The spread (gap) between County Funds and the 3 Year Treasury Note will continue to grow this year. This situation is the result of a large concentration of municipal bonds that will mature in the next 24 months for use by the county to build capital projects such as the new courthouse.

For our analysis, we expect the trend line of County Funds to mirror the trend line our Treasury benchmark. If County Funds trend with the Treasury, we believe performance is in line with expectations, even if the spread grows to 75 basis points or more. Once proceeds of the Series 2016 Bonds clear and are spent, we anticipate the spread will narrow to historic proportions.

Maturity Structure

Maturity is the period of time for which an investment remains outstanding. Upon maturity, the bond issuer will pay back the full amount, plus any applicable interest to the county. This is how our office makes money for the county through our investment activities (excluding cash and cash reserves).
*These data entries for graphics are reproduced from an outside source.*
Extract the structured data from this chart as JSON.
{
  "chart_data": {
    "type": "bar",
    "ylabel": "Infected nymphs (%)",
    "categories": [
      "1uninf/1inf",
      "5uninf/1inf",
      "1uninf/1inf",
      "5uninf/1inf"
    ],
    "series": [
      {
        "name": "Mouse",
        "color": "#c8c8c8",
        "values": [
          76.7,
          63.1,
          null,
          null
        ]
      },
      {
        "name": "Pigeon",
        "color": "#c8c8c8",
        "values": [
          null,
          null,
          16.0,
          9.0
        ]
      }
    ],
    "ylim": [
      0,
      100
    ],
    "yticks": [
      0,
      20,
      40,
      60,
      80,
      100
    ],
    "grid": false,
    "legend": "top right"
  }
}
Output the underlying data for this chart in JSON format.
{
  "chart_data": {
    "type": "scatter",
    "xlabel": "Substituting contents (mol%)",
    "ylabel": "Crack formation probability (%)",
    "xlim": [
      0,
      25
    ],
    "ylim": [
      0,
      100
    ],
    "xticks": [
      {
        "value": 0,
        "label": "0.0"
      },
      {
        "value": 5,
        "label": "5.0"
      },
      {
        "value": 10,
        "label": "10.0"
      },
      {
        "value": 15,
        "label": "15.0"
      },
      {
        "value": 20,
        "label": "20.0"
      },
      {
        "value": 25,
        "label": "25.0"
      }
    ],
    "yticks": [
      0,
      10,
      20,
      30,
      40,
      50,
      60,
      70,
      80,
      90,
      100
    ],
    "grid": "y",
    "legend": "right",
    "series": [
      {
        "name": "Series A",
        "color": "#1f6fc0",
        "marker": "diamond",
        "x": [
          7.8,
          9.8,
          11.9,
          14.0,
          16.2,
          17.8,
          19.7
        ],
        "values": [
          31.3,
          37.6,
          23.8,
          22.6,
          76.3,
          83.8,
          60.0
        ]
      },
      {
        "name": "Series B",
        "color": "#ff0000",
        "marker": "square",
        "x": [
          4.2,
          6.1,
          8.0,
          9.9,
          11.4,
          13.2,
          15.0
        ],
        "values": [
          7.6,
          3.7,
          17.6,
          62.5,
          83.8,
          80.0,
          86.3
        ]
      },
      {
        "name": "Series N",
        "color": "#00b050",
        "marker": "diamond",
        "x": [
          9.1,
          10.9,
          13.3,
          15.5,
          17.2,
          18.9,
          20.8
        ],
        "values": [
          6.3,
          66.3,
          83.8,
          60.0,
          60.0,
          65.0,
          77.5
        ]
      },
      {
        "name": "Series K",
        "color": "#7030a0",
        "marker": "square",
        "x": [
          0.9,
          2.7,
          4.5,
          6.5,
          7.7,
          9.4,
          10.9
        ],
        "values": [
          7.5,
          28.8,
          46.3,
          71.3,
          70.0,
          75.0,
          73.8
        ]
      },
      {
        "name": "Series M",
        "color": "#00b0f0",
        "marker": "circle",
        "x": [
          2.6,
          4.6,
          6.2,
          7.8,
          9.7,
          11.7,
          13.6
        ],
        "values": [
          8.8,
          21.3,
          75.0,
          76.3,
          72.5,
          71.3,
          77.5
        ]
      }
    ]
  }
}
The Treasurer’s Office looks at the maturity of an investment with great interest because it must match our cash flow needs in order to pay outstanding bills and obligations. We invest operating cash into instruments with maturities of less than one year. Any money not needed to pay obligations within 12 months will be invested in longer term investments up to 10 years. We hold investments with maturities greater than 10 years. However, we actively trade those positions to capture investment gains from the overall bond market.